* Center Square…
A poll of Illinois residents found many think Gov. J.B. Pritzker’s progressive income tax proposal will have a negative effect on the state’s businesses, leading to layoffs or relocation in response to the higher rates.
The Illinois Business Association, a nonprofit business advocacy group, commissioned a poll by Chicago-based Ogden & Fry asking Illinois residents about how businesses will fare under Pritzker’s proposed graduated income rates, which are dependent on voters passing a ballot initiative in 2020.
Of 615 randomly sampled likely 2020 General Election voters on Nov. 15, 68 percent agreed with the statement that “Businesses will cut jobs, or relocate jobs out of state, and Illinois’ economy will suffer” under the proposed rates rather than create more jobs to grow the state’s economy.
Fifty-seven percent said they didn’t trust Illinois politicians, saying they though lawmakers would raise rates in the future beyond what was initially proposed.
Um, OK. First of all, if a pollster doesn’t disclose the percentage of landlines and mobile phone contacts, that raises a red flag, and this pollster does not do so. Robopolls can only legally contact landlines.
* Secondly, this is essentially a push poll. Here’s the setup to the first question…

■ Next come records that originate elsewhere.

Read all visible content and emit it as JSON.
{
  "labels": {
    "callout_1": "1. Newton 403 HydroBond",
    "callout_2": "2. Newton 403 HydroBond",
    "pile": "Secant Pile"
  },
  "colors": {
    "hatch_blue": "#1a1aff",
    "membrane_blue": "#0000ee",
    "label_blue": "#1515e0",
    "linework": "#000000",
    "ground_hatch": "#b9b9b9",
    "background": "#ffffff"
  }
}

Q1: Governor Pritzker has proposed a new tax increase, the Fair Tax, that changes Illinois’ flat income tax to a progressive income tax that taxes higher levels of income at higher rates. It also increases taxes on corporations and small businesses. The governor says the tax increase is needed to help stabilize Illinois’ budget and grow the state economy. Opponents of the Fair Tax say that raising taxes on the wealthy and businesses will lead to job losses, jobs moving out of state, and economic stagnation.
No indication that the tax increase would be shouldered by just three percent of individual taxpayers. Big problem.
Now, here’s the question…
Which of the following statements comes closest to your view, even if neither is one-hundred percent accurate?
Raising taxes on Illinois businesses is a good way to grow the state economy.
Raising taxes on Illinois businesses won’t lead to economic growth.
* After two more such push questions, here’s the final question…
Q4: Over the last decade, states with progressive income tax rates have seen slower growth in jobs and wages compared to states with flat tax rates or no state income taxes. In the most recent state to switch to a progressive income tax, middle class families have seen their taxes go up thirteen percent since it was enacted and the state lost 362,000 jobs. Knowing this, do you support or oppose adopting a progressive income tax?
I’m surprised the support is as high as it is after all that.
* What this poll means is that if the opponents’ message has unfettered access to voters, their argument likely wins. But that won’t happen. The governor has almost unlimited money he can spend on his own arguments.